Early smart factory adopters report average three-year gains of 10 percent for factory output, factory capacity utilisation, and labour productivity.
A closer look at labour productivity trends indicates that smart factory initiatives will likely enable the US manufacturers to “observe” triple the labour productivity growth rate during the next decade (2019–2030) compared to last decade (2007–2018).
What does this mean for manufacturers?
The promise of improved labour productivity is certainly enticing for manufacturing, as the industry sits in the midst of a labour shortage that is on the brink of becoming a drag on productivity.

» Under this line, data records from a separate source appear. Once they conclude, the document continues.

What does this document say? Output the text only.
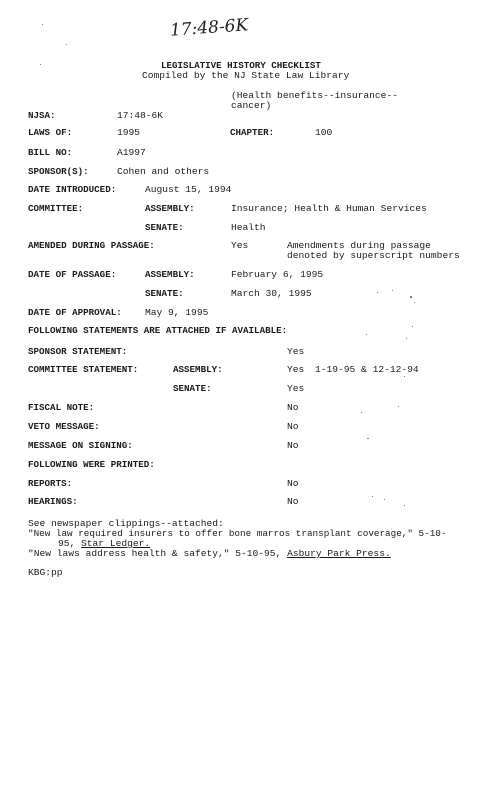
17:48-6K
LEGISLATIVE HISTORY CHECKLIST
Compiled by the NJ State Law Library
(Health benefits--insurance--
cancer)
NJSA:	17:48-6K
LAWS OF:	1995	CHAPTER:	100
BILL NO:	A1997
SPONSOR(S):	Cohen and others
DATE INTRODUCED:	August 15, 1994
COMMITTEE:	ASSEMBLY:	Insurance; Health & Human Services
SENATE:	Health
AMENDED DURING PASSAGE:	Yes	Amendments during passage
denoted by superscript numbers
DATE OF PASSAGE:	ASSEMBLY:	February 6, 1995
SENATE:	March 30, 1995
DATE OF APPROVAL: May 9, 1995
FOLLOWING STATEMENTS ARE ATTACHED IF AVAILABLE:
SPONSOR STATEMENT:	Yes
COMMITTEE STATEMENT:	ASSEMBLY:	Yes 1-19-95 & 12-12-94
SENATE:	Yes
FISCAL NOTE:	No
VETO MESSAGE:	No
MESSAGE ON SIGNING:	No
FOLLOWING WERE PRINTED:
REPORTS:	No
HEARINGS:	No
See newspaper clippings--attached:
"New law required insurers to offer bone marros transplant coverage," 5-10-
95, Star Ledger.
"New laws address health & safety," 5-10-95, Asbury Park Press.
KBG:pp
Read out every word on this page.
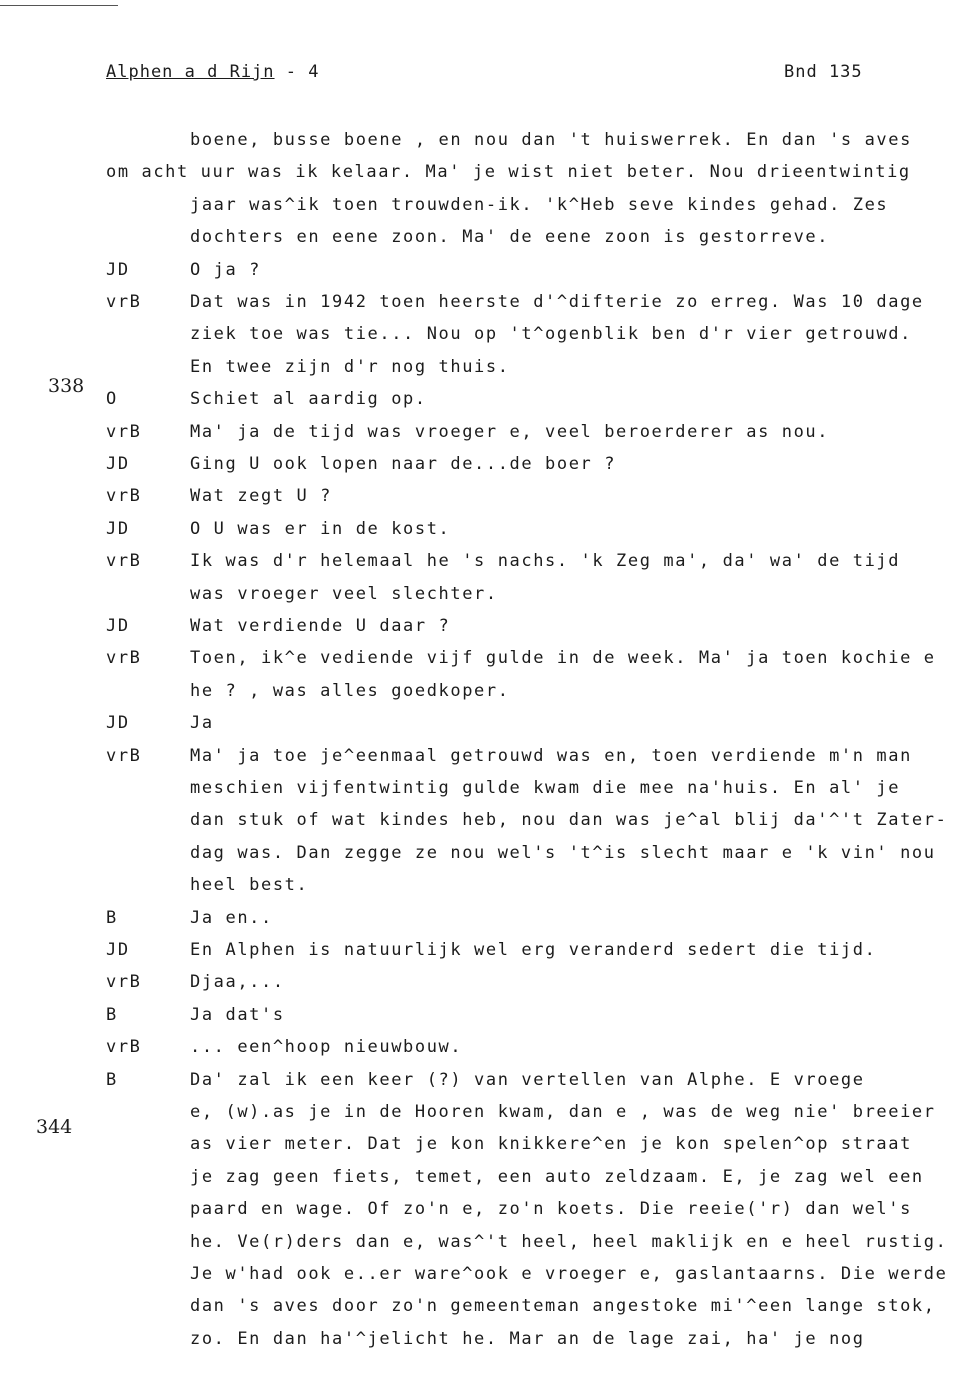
Alphen a d Rijn - 4	Bnd 135
338
344
boene, busse boene , en nou dan 't huiswerrek. En dan 's aves
om acht uur was ik kelaar. Ma' je wist niet beter. Nou drieentwintig
jaar was^ik toen trouwden-ik. 'k^Heb seve kindes gehad. Zes
dochters en eene zoon. Ma' de eene zoon is gestorreve.
JD	O ja ?
vrB	Dat was in 1942 toen heerste d'^difterie zo erreg. Was 10 dage
ziek toe was tie... Nou op 't^ogenblik ben d'r vier getrouwd.
En twee zijn d'r nog thuis.
O	Schiet al aardig op.
vrB	Ma' ja de tijd was vroeger e, veel beroerderer as nou.
JD	Ging U ook lopen naar de...de boer ?
vrB	Wat zegt U ?
JD	O U was er in de kost.
vrB	Ik was d'r helemaal he 's nachs. 'k Zeg ma', da' wa' de tijd
was vroeger veel slechter.
JD	Wat verdiende U daar ?
vrB	Toen, ik^e vediende vijf gulde in de week. Ma' ja toen kochie e
he ? , was alles goedkoper.
JD	Ja
vrB	Ma' ja toe je^eenmaal getrouwd was en, toen verdiende m'n man
meschien vijfentwintig gulde kwam die mee na'huis. En al' je
dan stuk of wat kindes heb, nou dan was je^al blij da'^'t Zater-
dag was. Dan zegge ze nou wel's 't^is slecht maar e 'k vin' nou
heel best.
B	Ja en..
JD	En Alphen is natuurlijk wel erg veranderd sedert die tijd.
vrB	Djaa,...
B	Ja dat's
vrB	... een^hoop nieuwbouw.
B	Da' zal ik een keer (?) van vertellen van Alphe. E vroege
e, (w).as je in de Hooren kwam, dan e , was de weg nie' breeier
as vier meter. Dat je kon knikkere^en je kon spelen^op straat
je zag geen fiets, temet, een auto zeldzaam. E, je zag wel een
paard en wage. Of zo'n e, zo'n koets. Die reeie('r) dan wel's
he. Ve(r)ders dan e, was^'t heel, heel maklijk en e heel rustig.
Je w'had ook e..er ware^ook e vroeger e, gaslantaarns. Die werde
dan 's aves door zo'n gemeenteman angestoke mi'^een lange stok,
zo. En dan ha'^jelicht he. Mar an de lage zai, ha' je nog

Technology can spur new levels of productivity throughout the factory as companies combine technologies (such as vision systems, harmonic sensors and cobots with cognitive computing, machine learning, and autonomous capabilities). Each industrial revolution has seen this curve.
Significant labour productivity gains manifest toward the end of the cycle, reflecting the cumulative impact of reaching a critical mass of technology adoption.
Trailblazers lead the way
There are three distinct cohorts of adopters of smart factory initiatives – Trailblazers, Explorers, and Followers.
Each cohort represents a different approach toward smart factory adoption. Where activity, maturity, and outcomes are concerned, Trailblazers are leading the way. In fact, this group has seen twice the level of gains to labour productivity compared with Explorers and Followers combined.
Furthermore, Trailblazers expect increases in labour productivity to continue to accelerate ahead of the average over the next three years. Clearly, Trailblazers have determined the formula for extracting value through investments in smart factory initiatives.
Whether manufacturers are just starting on their smart factory journey or well along the pathway like Trailblazers, there’s no doubt that smart factory initiatives could have a significant impact on manufacturing productivity.
Naturally, there are caveats. There is also a need to launch these initiatives properly to set a team up for success. When and how smart factory use cases are launched can determine their success.